Global Stock ETFs Suffer Through Worst January in Years | ETF Trends

World stocks and related exchange traded funds rebounded on Monday, but global equities were still on pace for one of their worst monthly starts to a new year since 2016.

The iShares MSCI ACWI ETF (NasdaqGS: ACWI) rose 1.6% on both Monday and Friday, but the ETF that tracks the MSCI All Country World Index still fell 6.5% year-to-date.

While traders stepped back into risk assets, ongoing concerns over rising interest rates and geopolitical tensions in Eastern Europe remain a lingering uncertainty for investors.

The MSCI World index remains 6.2% lower in January, the worst start to the year since 2016, Reuters reports. Prior to last Friday’s bounce, the index had been moving toward its worst January since the global financial crisis of 2008.

“This is not the classic selloff affecting lower quality underperforming companies. This selloff is driven not by fundamentals but by the action of central banks at a time when growth is very strong,” Flavio Carpenzano, investment director at Capital Group, told Reuters.

“For years you were like a spoiled child, you could get all the money you wanted and for free and you could buy what you wanted, you didn’t care that much about quality. Now it’s the other way round, you have to be more disciplined so you need to look carefully at valuation,” Carpenzano added.

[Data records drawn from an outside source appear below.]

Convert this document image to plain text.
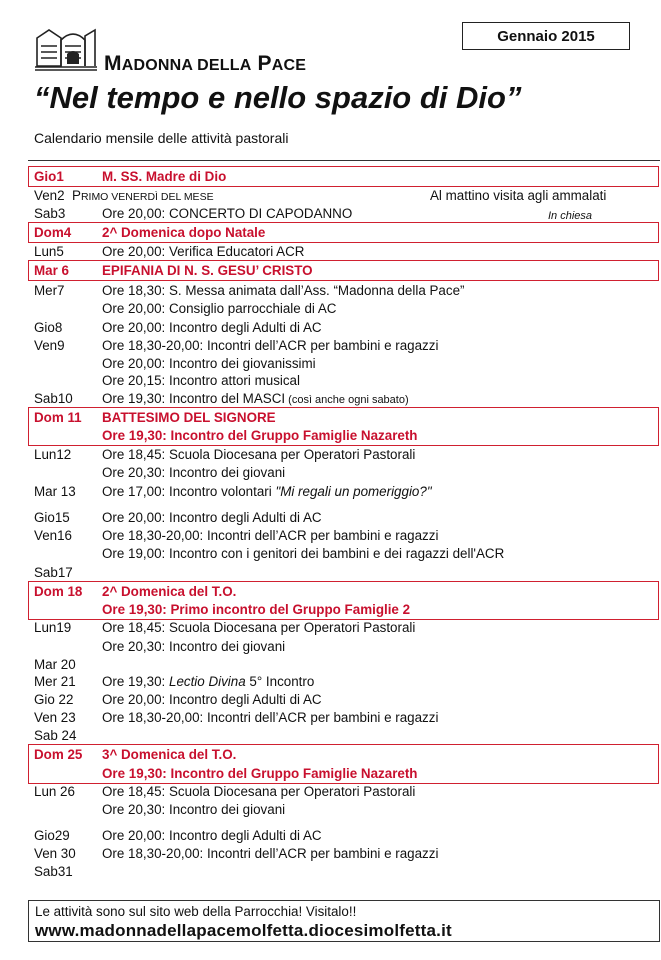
Gennaio 2015
MADONNA DELLA PACE
“Nel tempo e nello spazio di Dio”
Calendario mensile delle attività pastorali
Gio1	M. SS. Madre di Dio
Ven2 PRIMO VENERDÌ DEL MESE	Al mattino visita agli ammalati
Sab3	Ore 20,00: CONCERTO DI CAPODANNO	In chiesa
Dom4 2^ Domenica dopo Natale
Lun5	Ore 20,00: Verifica Educatori ACR
Mar 6 EPIFANIA DI N. S. GESU’ CRISTO
Mer7	Ore 18,30: S. Messa animata dall’Ass. “Madonna della Pace”
Ore 20,00: Consiglio parrocchiale di AC
Gio8	Ore 20,00: Incontro degli Adulti di AC
Ven9	Ore 18,30-20,00: Incontri dell’ACR per bambini e ragazzi
Ore 20,00: Incontro dei giovanissimi
Ore 20,15: Incontro attori musical
Sab10 Ore 19,30: Incontro del MASCI (così anche ogni sabato)
Dom 11 BATTESIMO DEL SIGNORE
Ore 19,30: Incontro del Gruppo Famiglie Nazareth
Lun12 Ore 18,45: Scuola Diocesana per Operatori Pastorali
Ore 20,30: Incontro dei giovani
Mar 13 Ore 17,00: Incontro volontari "Mi regali un pomeriggio?"
Gio15 Ore 20,00: Incontro degli Adulti di AC
Ven16 Ore 18,30-20,00: Incontri dell’ACR per bambini e ragazzi
Ore 19,00: Incontro con i genitori dei bambini e dei ragazzi dell'ACR
Sab17
Dom 18 2^ Domenica del T.O.
Ore 19,30: Primo incontro del Gruppo Famiglie 2
Lun19 Ore 18,45: Scuola Diocesana per Operatori Pastorali
Ore 20,30: Incontro dei giovani
Mar 20
Mer 21 Ore 19,30: Lectio Divina 5° Incontro
Gio 22 Ore 20,00: Incontro degli Adulti di AC
Ven 23 Ore 18,30-20,00: Incontri dell’ACR per bambini e ragazzi
Sab 24
Dom 25 3^ Domenica del T.O.
Ore 19,30: Incontro del Gruppo Famiglie Nazareth
Lun 26 Ore 18,45: Scuola Diocesana per Operatori Pastorali
Ore 20,30: Incontro dei giovani
Gio29 Ore 20,00: Incontro degli Adulti di AC
Ven 30 Ore 18,30-20,00: Incontri dell’ACR per bambini e ragazzi
Sab31
Le attività sono sul sito web della Parrocchia! Visitalo!!
www.madonnadellapacemolfetta.diocesimolfetta.it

The Federal Reserve has signaled that it was willing to taper its bonding purchasing program and hike interest multiple times this year to combat inflation, which has jumped to multi-decade highs.

The options markets have even been pricing in five rate hikes from the Federal Reserve this year to 1.25%. Nevertheless, investors still believe rates will be seen at a historically low 1.75% to 2.0%.

“The bond market may have settled into a flattening yield curve, reflecting an outlook for several rate hikes over the course of this year and then at least a pause as the economy adjusts,” Tim Ghriskey, senior portfolio strategist at Ingalls & Snyder, told Reuters.

Meanwhile, the ongoing tension between Russian and Ukraine has fueled geopolitical risk, threatening a potential military incursion and cutting a vital gas pipeline to Western Europe. Moscow, though, denies any plans to invade Ukraine.